Although wireless charging pads already exist for smartphones, they only work if the phone is sitting still. For cars, that would be just as inconvenient as the current practice of plugging them in for an hour or two at charging stations.
Engineers have demonstrated a technology that could one day be scaled up to power a car moving down the road at high speed. In the nearer term, the system could soon make it practical to wirelessly recharge robots as they move around in warehouses and on factory floors, eliminating downtime and enabling robots to work almost around the clock.
Wireless chargers transmit electricity by creating a magnetic field that oscillates at a frequency that creates a resonating vibration in magnetic coils on the receiving device. The problem is that the resonant frequency changes if the distance between the source and receiver changes by even a small amount.
Previously, the researchers developed a wireless charger that could transmit electricity even as the distance to the receiver changes. They did this by incorporating an amplifier and feedback resistor that allowed the system to automatically adjust its operating frequency as the distance between the charger and the moving object changed. But that initial system wasn’t efficient enough to be practical. The amplifier used so much electricity internally to produce the required amplification effect that the system only transmitted 10% of the power flowing through the system.
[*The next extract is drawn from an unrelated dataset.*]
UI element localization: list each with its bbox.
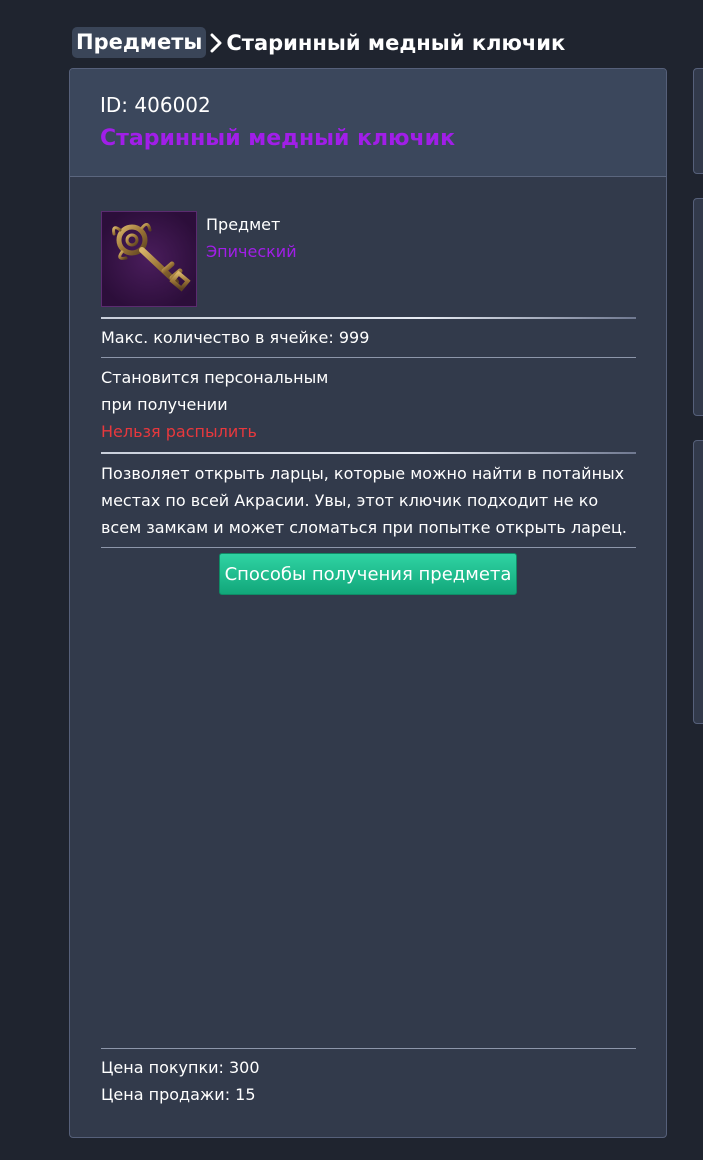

In the new work, the researchers boosted the system’s wireless-transmission efficiency to 92%. The key was to replace the original amplifier with a far more efficient switch mode amplifier. Such amplifiers aren’t new but they will only produce high-efficiency amplification under very precise conditions.
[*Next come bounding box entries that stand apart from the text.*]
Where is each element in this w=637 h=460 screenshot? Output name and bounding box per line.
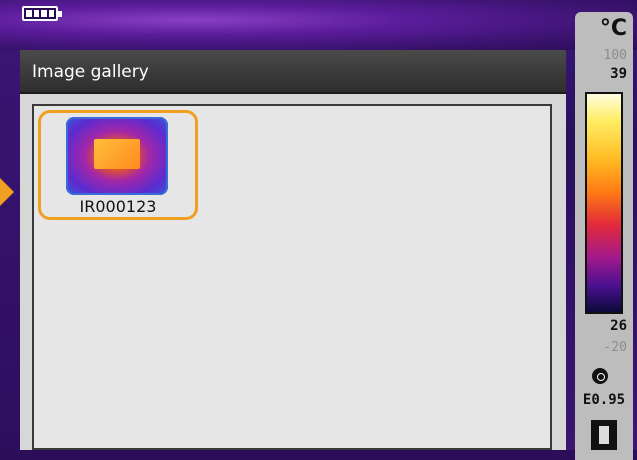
thermal-background — [0, 0, 637, 50]
thermal-background-bottom — [0, 450, 637, 460]
temperature-scale-panel: °C 100 39 26 -20 E0.95 — [575, 12, 633, 460]
battery-icon — [22, 6, 62, 21]
mode-icon[interactable] — [591, 420, 617, 450]
gallery-pane: IR000123 — [32, 104, 552, 450]
selection-arrow-icon — [0, 178, 14, 206]
thermal-background-left — [0, 50, 20, 450]
gallery-title: Image gallery — [20, 50, 566, 94]
gallery-thumbnail[interactable]: IR000123 — [38, 110, 198, 220]
auto-range-icon[interactable] — [592, 368, 608, 384]
temperature-unit: °C — [599, 16, 627, 41]
scale-range-max: 100 — [603, 48, 627, 63]
hot-spot — [94, 139, 140, 169]
scale-max-value: 39 — [610, 66, 627, 82]
image-gallery-window: Image gallery IR000123 — [20, 50, 566, 450]
color-palette-bar — [585, 92, 623, 314]
emissivity-value: E0.95 — [582, 392, 626, 408]
thumbnail-label: IR000123 — [79, 197, 157, 216]
scale-range-min: -20 — [603, 340, 627, 355]
thermal-image-thumbnail — [66, 117, 168, 195]
scale-min-value: 26 — [610, 318, 627, 334]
The new prototype can wirelessly transmit 10 watts of electricity over a distance of two or three feet. There aren’t any fundamental obstacles to scaling up a system to transmit the tens or hundreds of kilowatts that a car would need and the system is more than fast enough to resupply a speeding automobile. The only limiting factor will be how fast the car’s batteries can absorb all the power.
The wireless chargers shouldn’t pose a health risk because even those that are powerful enough for cars would produce magnetic fields that are well within established safety guidelines. The magnetic fields can transmit electricity through people without them feeling a thing.
Though it could be years before wireless chargers become embedded in highways, the opportunities for robots and drones are more immediate. It’s much less costly to embed chargers in floors or on rooftops than on long stretches of highway.